Graczem meczu był powracający do dobrej formy strzeleckiej Radosław Ciołek. Król strzelców poprzedniego sezonu dwukrotnie wpisał się na listę strzelców i z trzynastoma trafieniami na koncie goni lidera Sebastiana Sadowskiego.
Początek spotkania był jednak szczęśliwy dla Brata. Po kwadransie gry gospodarze objęli prowadzenie i zupełnie przestali grać. Tak groźna drużyna jaką jest Kłos, bierność przeciwnika potrafi doskonale wykorzystać. Za sprawą wspomnianego już Ciołka goście doprowadzili do remisu. Druga połowa należała do Kłosa. Dwa strzały z dystansu Pawła Żwirbli i Ciołka dały gościom zasłużone zwycięstwo. Podobać mógł się zwłaszcza drugi gol Ciołka, napastnik Kłosa posłał piłkę do siatki z ponad 20 metrów.
- Rozegraliśmy bardzo słaby mecz. Od 20 min. moi zawodnicy przestali grać – skomentował pojedynek trener Wróbel, który w drugiej połowie musiał zająć miejsce między słupkami bramki Brata, bo kontuzji doznał Marek Dębski. Wróbel przy strzałach Żwirbli i Ciołka nie miał nic do powiedzenia, a poza tym uratował swoją drużynę przed wyższą porażką.

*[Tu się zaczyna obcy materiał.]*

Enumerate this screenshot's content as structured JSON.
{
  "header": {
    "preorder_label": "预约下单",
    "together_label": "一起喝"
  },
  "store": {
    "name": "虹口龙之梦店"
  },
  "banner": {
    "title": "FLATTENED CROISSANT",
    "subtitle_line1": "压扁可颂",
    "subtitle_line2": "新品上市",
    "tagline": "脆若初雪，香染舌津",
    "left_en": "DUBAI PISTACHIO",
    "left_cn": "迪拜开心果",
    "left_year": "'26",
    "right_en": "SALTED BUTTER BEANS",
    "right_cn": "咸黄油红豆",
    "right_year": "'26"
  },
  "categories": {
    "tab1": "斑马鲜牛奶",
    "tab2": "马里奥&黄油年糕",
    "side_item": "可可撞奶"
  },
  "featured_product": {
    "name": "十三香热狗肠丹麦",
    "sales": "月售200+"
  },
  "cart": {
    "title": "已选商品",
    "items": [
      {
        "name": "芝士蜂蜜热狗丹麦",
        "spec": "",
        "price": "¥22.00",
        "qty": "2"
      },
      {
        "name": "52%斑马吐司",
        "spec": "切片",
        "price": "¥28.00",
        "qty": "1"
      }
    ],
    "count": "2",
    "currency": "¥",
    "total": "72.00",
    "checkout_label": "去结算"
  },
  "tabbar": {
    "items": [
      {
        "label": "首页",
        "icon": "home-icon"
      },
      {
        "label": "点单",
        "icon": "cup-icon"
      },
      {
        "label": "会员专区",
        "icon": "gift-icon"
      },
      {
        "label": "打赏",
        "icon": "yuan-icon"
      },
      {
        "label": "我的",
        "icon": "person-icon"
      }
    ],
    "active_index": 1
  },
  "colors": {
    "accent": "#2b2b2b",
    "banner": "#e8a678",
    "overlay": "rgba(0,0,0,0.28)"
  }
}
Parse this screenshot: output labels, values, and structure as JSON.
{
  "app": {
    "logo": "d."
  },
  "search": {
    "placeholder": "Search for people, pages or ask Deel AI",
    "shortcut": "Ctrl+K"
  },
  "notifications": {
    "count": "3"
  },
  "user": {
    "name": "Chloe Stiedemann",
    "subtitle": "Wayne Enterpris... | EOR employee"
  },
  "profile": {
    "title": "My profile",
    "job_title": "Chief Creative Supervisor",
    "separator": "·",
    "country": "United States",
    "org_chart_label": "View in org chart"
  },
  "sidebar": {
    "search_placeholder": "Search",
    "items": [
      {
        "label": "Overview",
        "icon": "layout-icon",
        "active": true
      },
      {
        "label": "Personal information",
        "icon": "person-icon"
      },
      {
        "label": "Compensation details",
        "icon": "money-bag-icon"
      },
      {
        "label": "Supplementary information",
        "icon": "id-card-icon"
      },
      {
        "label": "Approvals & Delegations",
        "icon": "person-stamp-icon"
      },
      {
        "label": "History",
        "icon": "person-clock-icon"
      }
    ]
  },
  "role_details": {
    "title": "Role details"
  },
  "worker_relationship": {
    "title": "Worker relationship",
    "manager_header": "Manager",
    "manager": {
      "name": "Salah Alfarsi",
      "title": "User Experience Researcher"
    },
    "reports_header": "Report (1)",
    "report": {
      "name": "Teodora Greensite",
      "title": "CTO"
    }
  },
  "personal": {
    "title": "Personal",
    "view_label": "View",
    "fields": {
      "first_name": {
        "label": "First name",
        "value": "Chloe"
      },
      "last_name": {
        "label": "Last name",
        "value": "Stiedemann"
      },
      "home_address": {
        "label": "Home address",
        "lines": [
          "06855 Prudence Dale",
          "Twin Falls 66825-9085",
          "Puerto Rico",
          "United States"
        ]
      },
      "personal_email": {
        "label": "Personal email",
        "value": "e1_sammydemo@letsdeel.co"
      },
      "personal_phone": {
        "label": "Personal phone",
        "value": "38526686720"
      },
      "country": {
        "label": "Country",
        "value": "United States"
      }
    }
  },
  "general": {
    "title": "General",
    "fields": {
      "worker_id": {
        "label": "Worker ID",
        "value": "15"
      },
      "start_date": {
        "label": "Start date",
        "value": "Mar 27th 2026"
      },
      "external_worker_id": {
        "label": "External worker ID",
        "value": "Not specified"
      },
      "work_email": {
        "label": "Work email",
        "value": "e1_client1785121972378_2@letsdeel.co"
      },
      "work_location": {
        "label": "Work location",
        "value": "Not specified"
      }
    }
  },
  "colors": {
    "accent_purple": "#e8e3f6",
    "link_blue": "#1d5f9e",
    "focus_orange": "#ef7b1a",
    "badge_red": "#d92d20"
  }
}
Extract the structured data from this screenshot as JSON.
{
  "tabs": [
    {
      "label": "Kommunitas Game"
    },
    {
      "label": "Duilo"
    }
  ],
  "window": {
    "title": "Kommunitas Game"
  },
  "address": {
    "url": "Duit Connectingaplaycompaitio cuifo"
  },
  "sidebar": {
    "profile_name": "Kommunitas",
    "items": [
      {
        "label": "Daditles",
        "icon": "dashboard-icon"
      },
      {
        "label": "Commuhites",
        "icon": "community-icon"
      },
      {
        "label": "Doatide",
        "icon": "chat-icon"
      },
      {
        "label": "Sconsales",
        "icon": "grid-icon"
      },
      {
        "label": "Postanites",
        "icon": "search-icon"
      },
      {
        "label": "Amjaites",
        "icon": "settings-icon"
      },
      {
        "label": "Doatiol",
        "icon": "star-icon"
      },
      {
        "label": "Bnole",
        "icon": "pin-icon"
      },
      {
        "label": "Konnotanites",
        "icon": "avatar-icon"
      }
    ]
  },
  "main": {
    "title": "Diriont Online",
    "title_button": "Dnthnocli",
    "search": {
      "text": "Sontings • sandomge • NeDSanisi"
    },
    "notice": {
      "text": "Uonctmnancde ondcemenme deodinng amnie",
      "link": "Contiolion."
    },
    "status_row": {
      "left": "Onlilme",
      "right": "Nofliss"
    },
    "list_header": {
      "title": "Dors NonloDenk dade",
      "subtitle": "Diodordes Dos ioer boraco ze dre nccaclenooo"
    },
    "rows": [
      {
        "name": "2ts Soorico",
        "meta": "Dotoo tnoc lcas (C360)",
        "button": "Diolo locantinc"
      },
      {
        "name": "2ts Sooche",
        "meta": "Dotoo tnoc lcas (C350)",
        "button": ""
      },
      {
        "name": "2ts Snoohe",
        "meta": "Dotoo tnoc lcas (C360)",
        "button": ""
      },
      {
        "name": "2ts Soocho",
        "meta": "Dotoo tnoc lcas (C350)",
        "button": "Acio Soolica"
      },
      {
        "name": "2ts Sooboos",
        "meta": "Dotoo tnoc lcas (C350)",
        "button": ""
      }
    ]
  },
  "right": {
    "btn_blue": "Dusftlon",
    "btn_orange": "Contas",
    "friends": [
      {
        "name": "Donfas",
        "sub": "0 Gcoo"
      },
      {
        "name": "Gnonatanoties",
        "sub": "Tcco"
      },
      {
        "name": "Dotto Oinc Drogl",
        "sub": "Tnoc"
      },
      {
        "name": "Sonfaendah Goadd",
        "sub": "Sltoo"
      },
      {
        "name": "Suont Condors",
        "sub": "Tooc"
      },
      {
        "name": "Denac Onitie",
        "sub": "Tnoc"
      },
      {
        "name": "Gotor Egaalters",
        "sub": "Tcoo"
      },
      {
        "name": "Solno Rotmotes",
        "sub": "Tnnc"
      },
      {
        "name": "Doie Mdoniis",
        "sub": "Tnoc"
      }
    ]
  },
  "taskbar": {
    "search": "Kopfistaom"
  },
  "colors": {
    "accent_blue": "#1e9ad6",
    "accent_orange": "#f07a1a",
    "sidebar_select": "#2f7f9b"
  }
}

- Obie drużyny walczyły, nie było w tym może jakiejś finezji, ale my byliśmy lepsi. Mieliśmy jeszcze okazje do zdobycia kolejnych bramek, ale cieszymy się z tego, co jest – powiedział z kolei szkoleniowiec Kłosa.
BRAT CUKROWNIK SIENNICA NADOLNA - KŁOS CHEŁM 1:3 (1:1)
Bramki: Czuba 15 dla Brata oraz Ciołek 22, 76, Żwirbla 47 dla Kłosa.
BRAT: M. Dębski (46 Wróbel) - Korszun (66 Dobosz), Czuluk, Marczewski, Malinowski, Belina, J. Dębski, Arnold Kister (75 Łata), Arkadiusz Kister, Czuba, Frącek (66 Lubaś).
KŁOS: Kozłowski - Wróblewski, E. Poznański, S. Wyrostek, Bogusz, Żółciński, Flis (90 Hawryluk), Janas, Żwirbla (68 Szmytki), Ciołek (85 B. Wyrostek), Wałczyk (75 Antoniak).
Sędzia główny – Czarnota, asystenci - Domański i Lackowski.